Испуганной Зефирина и вправду была. Ведь это впервые в жизни у нее возникли такие отношения с мужчиной.

Целомудренные поцелуи Гаэтана не шли ни в какое сравнение с этой дикой страстью.

Зефирина была поглощена случившимся.

Она все еще ощущала вкус губ Фульвио, овладевших ее губами.

Ей снова вспомнился поцелуй незнакомца в королевском "Золотом лагере". И как всегда это воспоминание заставляло трепетать. Но какая связь может быть между пережитым тогда и надменным Леопардом? "Впредь вы будете значить не больше, чем какая-нибудь коза на лугу!"

Как он это произнес! С каким высокомерием! С каким презрением!

Дрожащими руками Зефирина завязала тесемки своего плаща с собольим воротником.

Дверца кареты распахнулась. Паоло раздвинул атласные занавески. По его непроницаемому лицу Зефирина не смогла понять, слышал ли верный слуга князя ее крики о помощи.

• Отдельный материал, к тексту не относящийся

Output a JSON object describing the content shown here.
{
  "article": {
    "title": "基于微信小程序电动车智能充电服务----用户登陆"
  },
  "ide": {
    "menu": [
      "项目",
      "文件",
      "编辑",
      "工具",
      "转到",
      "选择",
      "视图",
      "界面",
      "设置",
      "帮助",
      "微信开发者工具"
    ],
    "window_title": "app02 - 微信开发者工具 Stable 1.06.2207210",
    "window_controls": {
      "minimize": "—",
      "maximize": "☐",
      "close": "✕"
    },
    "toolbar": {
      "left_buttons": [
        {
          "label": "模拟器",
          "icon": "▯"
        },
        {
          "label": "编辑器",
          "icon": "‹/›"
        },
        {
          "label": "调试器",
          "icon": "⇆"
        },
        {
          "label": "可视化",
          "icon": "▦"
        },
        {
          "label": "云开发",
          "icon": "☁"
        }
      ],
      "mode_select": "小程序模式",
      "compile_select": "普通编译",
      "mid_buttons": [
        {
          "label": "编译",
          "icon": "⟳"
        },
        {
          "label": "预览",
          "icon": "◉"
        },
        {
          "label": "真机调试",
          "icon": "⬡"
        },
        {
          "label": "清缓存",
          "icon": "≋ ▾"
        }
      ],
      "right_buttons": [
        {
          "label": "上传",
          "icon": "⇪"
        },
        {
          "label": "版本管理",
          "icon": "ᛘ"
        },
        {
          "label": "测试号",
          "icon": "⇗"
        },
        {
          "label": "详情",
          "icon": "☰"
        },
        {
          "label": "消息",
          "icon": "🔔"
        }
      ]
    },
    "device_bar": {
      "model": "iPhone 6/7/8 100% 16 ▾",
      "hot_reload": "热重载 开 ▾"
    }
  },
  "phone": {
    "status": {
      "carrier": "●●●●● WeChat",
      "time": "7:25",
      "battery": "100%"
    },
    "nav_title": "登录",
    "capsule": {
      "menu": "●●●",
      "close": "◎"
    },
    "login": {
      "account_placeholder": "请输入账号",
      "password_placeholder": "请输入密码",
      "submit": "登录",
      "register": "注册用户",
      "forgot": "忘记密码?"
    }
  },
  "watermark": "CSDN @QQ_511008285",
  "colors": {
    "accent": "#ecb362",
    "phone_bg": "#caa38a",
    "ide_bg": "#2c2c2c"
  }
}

– Монсеньор ожидает вашу милость… – только и вымолвил Паоло.

Он протянул руку, помогая молодой женщине выйти из кареты.

Ей хотелось сказать в ответ, что она не находится в подчинении монсеньора, но, поразмыслив, решила не посвящать слуг.

Сделав над собой усилие, Зефирина придала лицу бесстрастное выражение, такое, какое собиралась впредь напускать на себя в присутствии князя Фарнелло, и спустилась со ступенек кареты.

И тут же услышала восторженный возглас:

– Ах, миледи… Какой приятный сюрприз!

С очаровательной грацией Зефирина улыбнулась.